You spent Rs. 50,000 on your credit card this month. The bill arrives and you see two numbers: “Total Amount Due: Rs. 50,000” and “Minimum Amount Due: Rs. 2,500.” Paying just Rs. 2,500 feels painless. You will clear the rest next month, you tell yourself.
That decision is costing you more than you realize.
How Credit Card Interest Actually Works in India
Most Indian credit cards charge 3% to 3.5% per month on the revolving balance. That translates to 36% to 42% per year. For reference, a personal loan at 18% - which everyone considers expensive - is literally half the rate.

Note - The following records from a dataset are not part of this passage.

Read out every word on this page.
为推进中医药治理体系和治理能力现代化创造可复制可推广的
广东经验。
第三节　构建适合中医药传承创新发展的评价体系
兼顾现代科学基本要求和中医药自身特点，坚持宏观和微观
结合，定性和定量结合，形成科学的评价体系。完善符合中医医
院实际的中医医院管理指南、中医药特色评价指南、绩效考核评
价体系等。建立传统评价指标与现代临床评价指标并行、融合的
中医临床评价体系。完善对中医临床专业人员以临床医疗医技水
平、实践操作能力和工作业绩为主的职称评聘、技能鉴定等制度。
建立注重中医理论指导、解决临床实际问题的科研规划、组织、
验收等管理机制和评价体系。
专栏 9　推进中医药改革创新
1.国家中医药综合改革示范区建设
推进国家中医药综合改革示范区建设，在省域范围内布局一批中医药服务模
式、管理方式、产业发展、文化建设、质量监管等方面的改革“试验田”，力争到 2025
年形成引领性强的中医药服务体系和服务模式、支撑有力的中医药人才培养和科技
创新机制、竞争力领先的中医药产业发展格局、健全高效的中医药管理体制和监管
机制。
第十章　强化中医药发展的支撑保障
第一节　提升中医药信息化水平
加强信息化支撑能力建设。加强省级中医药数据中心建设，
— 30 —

When you pay only the minimum due, the bank starts charging interest on the remaining balance from the original transaction date, not from the due date. This is called “retroactive interest” and most cardholders do not know it exists.
There is also another trap: once you have a revolving balance, your new purchases in the following months also start accruing interest immediately - there is no interest-free grace period until you clear the entire outstanding amount.

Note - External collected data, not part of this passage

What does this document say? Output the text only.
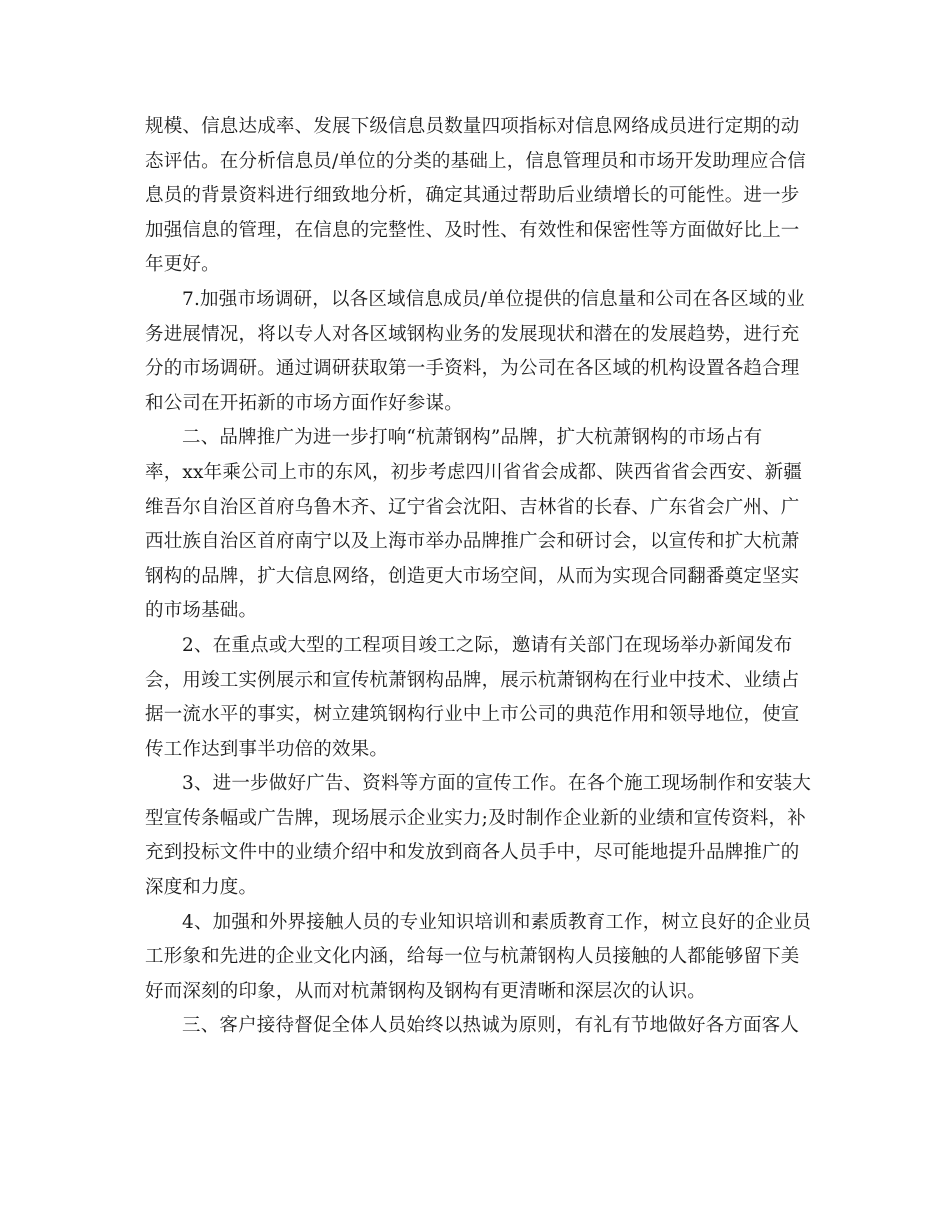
规模、信息达成率、发展下级信息员数量四项指标对信息网络成员进行定期的动
态评估。在分析信息员/单位的分类的基础上，信息管理员和市场开发助理应合信
息员的背景资料进行细致地分析，确定其通过帮助后业绩增长的可能性。进一步
加强信息的管理，在信息的完整性、及时性、有效性和保密性等方面做好比上一
年更好。
7.加强市场调研，以各区域信息成员/单位提供的信息量和公司在各区域的业
务进展情况，将以专人对各区域钢构业务的发展现状和潜在的发展趋势，进行充
分的市场调研。通过调研获取第一手资料，为公司在各区域的机构设置各趋合理
和公司在开拓新的市场方面作好参谋。
二、品牌推广为进一步打响“杭萧钢构”品牌，扩大杭萧钢构的市场占有
率，xx年乘公司上市的东风，初步考虑四川省省会成都、陕西省省会西安、新疆
维吾尔自治区首府乌鲁木齐、辽宁省会沈阳、吉林省的长春、广东省会广州、广
西壮族自治区首府南宁以及上海市举办品牌推广会和研讨会，以宣传和扩大杭萧
钢构的品牌，扩大信息网络，创造更大市场空间，从而为实现合同翻番奠定坚实
的市场基础。
2、在重点或大型的工程项目竣工之际，邀请有关部门在现场举办新闻发布
会，用竣工实例展示和宣传杭萧钢构品牌，展示杭萧钢构在行业中技术、业绩占
据一流水平的事实，树立建筑钢构行业中上市公司的典范作用和领导地位，使宣
传工作达到事半功倍的效果。
3、进一步做好广告、资料等方面的宣传工作。在各个施工现场制作和安装大
型宣传条幅或广告牌，现场展示企业实力;及时制作企业新的业绩和宣传资料，补
充到投标文件中的业绩介绍中和发放到商各人员手中，尽可能地提升品牌推广的
深度和力度。
4、加强和外界接触人员的专业知识培训和素质教育工作，树立良好的企业员
工形象和先进的企业文化内涵，给每一位与杭萧钢构人员接触的人都能够留下美
好而深刻的印象，从而对杭萧钢构及钢构有更清晰和深层次的认识。
三、客户接待督促全体人员始终以热诚为原则，有礼有节地做好各方面客人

The Rs. 50,000 Example, Run Through the Numbers
Assume you owe Rs. 50,000 and pay only the minimum due (typically 5% of outstanding or Rs. 500, whichever is higher). The bank charges 3.5% per month.
| Month | Opening Balance | Min Payment | Interest (3.5%) | Closing Balance |
|---|---|---|---|---|
| 1 | Rs. 50,000 | Rs. 2,500 | Rs. 1,662 | Rs. 49,162 |
| 6 | Rs. 44,980 | Rs. 2,249 | Rs. 1,494 | Rs. 44,225 |
| 12 | Rs. 40,312 | Rs. 2,016 | Rs. 1,339 | Rs. 39,635 |
| 24 | Rs. 32,406 | Rs. 1,620 | Rs. 1,076 | Rs. 31,862 |
After two full years of making minimum payments, you still owe Rs. 31,862. You have paid roughly Rs. 48,000 in total - almost the original amount - and you still owe over Rs. 30,000. At this pace, it takes over 8 years to clear a Rs. 50,000 balance through minimum payments alone.
Total interest paid by the end: approximately Rs. 80,000 to Rs. 90,000 on a Rs. 50,000 original spend.
What the Bank Wants You to Believe
Banks train you to feel relief when you see the minimum due. It feels like a reasonable number. It protects your CIBIL score (technically, paying minimum due does not mark you as a defaulter). But the bank is not doing you a favor - they are maximizing interest income from you.
The “minimum due” is designed to keep you in debt for as long as possible while keeping you just satisfied enough not to complain.
The Credit Score Angle
Here is the second punch: even if you are making minimum payments on time, your credit utilization stays high. A Rs. 50,000 balance on a Rs. 1,00,000 limit card means 50% utilization - well above the 30% threshold that CIBIL considers healthy. Your score keeps getting dragged down even as you dutifully pay every month.
What to Do if You Are Already Stuck
Option 1: Balance Transfer
Several banks offer 0% or low-interest balance transfer offers for 3 to 6 months. HDFC, Axis, and ICICI regularly run these. Transfer your outstanding balance, pay aggressively during the interest-free window. Watch for the processing fee (usually 1-2%) and what rate kicks in after the offer period ends.
Option 2: Personal Loan to Clear the Card
A personal loan at 12-18% is still far cheaper than 42% annual credit card interest. Use the loan to clear the card balance, then pay down the personal loan systematically. You turn an unpredictable revolving debt into a fixed monthly EMI.
Option 3: The Avalanche Method
If you have multiple cards with different balances, pay the minimum on all cards except the one with the highest interest rate. Throw every extra rupee at that card. Once cleared, move to the next highest-rate card. This minimizes total interest paid.
How to Avoid Getting Here in the First Place
- Set a credit card spending limit for yourself at 70% of what you can actually pay that month in full.
- Treat the credit card statement date as your personal payment deadline, not the due date.
- Turn on full statement auto-debit if your salary account maintains a consistent balance. This forces the discipline.
Bottom Line
Paying only the minimum due on your credit card is borrowing money at 36-42% annual interest. On a Rs. 50,000 balance, you can end up paying Rs. 80,000 to Rs. 90,000 in total interest alone over several years. If you have an existing revolving balance, a personal loan or balance transfer is almost always cheaper than continuing minimum payments. If you do not have one yet, treat your credit card total bill as the only number that matters - not the minimum due.